Of course, for those who want to blow off the revolution and instead hunt rare animals, race cars or explore caves to hunt treasure, there's plenty of that too. Some of the best time I had in Far Cry 6 was hunting down a mystical set of occult armor and weaponry.
The busy work being fun is handy because Far Cry's central story meanders. The supporting cast are charming and Breaking Bad's Giancarlo Esposito performs exactly the same (great!) villain he's been doing for a decade. But the narrative feels toothless, neither crazy enough to shock nor grounded enough to feel meaningful.
It's over the top but doesn't take the wild swings of Far Cry 5. It flirts with making a bigger point about the terrible cost of revolution but doesn't commit to an Apocalypse Now-esque exploration of evil like Far Cry 2.
The result is a story that shoots for both moderate poignancy and balls-to-the-wall mayhem and ends up not being great at either.
The best stories you'll find in Far Cry 6 are instead the miniature ones you create yourself, with your endless supply of both weapons and enemies.
Guilt-free mass murder with an eye-watering arsenal is Far Cry's signature dish and the menu is more extensive than ever.

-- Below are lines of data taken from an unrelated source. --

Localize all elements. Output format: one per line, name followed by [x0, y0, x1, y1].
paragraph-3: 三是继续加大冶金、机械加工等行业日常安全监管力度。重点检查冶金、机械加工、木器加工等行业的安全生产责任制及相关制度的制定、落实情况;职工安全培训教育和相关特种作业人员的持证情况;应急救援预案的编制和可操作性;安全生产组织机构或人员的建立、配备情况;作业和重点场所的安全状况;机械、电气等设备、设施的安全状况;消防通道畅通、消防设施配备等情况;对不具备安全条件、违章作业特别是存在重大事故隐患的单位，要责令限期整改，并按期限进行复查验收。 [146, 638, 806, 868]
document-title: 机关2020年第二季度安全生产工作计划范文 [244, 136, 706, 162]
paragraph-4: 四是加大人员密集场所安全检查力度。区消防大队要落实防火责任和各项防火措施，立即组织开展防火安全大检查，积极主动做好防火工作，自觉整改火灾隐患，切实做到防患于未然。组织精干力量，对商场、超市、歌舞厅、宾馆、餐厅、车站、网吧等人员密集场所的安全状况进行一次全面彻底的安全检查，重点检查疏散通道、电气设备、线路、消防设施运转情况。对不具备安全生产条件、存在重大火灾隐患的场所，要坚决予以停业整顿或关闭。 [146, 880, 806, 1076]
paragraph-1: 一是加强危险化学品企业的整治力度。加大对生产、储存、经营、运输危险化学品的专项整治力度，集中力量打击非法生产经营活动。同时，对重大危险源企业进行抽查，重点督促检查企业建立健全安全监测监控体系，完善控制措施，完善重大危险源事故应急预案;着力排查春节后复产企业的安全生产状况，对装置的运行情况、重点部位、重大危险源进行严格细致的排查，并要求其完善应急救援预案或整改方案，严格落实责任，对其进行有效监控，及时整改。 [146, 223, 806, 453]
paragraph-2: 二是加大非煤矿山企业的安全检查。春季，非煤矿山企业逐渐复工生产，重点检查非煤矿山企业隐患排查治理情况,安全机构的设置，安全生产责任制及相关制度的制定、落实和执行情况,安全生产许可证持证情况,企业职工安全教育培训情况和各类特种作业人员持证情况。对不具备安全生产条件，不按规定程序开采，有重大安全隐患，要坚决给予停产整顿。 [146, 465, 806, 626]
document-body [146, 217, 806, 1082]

Each gun looks and feels unique, particularly when coupled with the haptic feedback of the PS5.
The game's aesthetic of ragtag resistance fighting with whatever they can get their hands on is best exemplified by the 'Resolver' arsenal: Gleefully batshit special weapons which the developers clearly had fun designing and I had plenty of fun using.
I never knew how much I wanted to shoot down a helicopter using fireworks or kill a squad of soldiers with serrated 'hey macarena' CDs until now. But weapons and gear don't just have character in Far Cry 6, they essentially are your character.
Instead of perks unlocked through a skill tree, all customisation now comes through weapon and armor loadout. Whether its step-silencing stealth boots, a grenade proof chest piece or a night vision facemask, a wardrobe change allows you to slay your way.
But while there's a galaxy of guns and gear on offer, there isn't much incentive to experiment outside of novelty factor. Within my first few hours I had a silenced assault rifle which served me perfectly in almost every situation until near the end of the campaign, where I swapped it out for a slightly better silenced assault rifle.
Spotty enemy AI coupled with the ability to stealth assassinate any enemy at distance pretty quickly crushes the difficulty curve. As for the few times my quiet death rifle wasn't enough - there's the Supremo. This is a customisable backpack weapon which unleashes an ultimate attack once charged, which is achieved of course by killing enough enemies.
But why would I need a stealth attack which disables vehicles and knocks enemies over when the Supremo can simply shoot homing missiles that destroy everything in sight? It's hard for enemies to raise the alarm when they're all dead.
This reflects a deeper problem in Far Cry 6: It boasts an immense amount of content, but doesn't offer enough incentive to engage with it. There's an entire minigame of sending recruitable NPCs on text-based missions for crafting supplies and money, but I so quickly had more than I needed of both that the minigame became pointless.
There's some basic base building mechanics which offer rewards you don't really need. There's unique weapons to hunt down but they're almost always less useful than a silenced sniper rifle.
There's a lot to do but only some of it is fun and barely any of it is necessary.
There's more of everything in Far Cry 6.
More guns, more exploration, more vehicles, more enemies, more endless boxes to tick on a minimap. For many players that will be enough.
For better and for worse, this game is everything you expect from Far Cry in 2021.
Familiarity isn't a bad thing inherently, it's just hard to get excited about a game you've already played five times over before you've even bought it.
Newshub received a copy of Far Cry 6 for this review.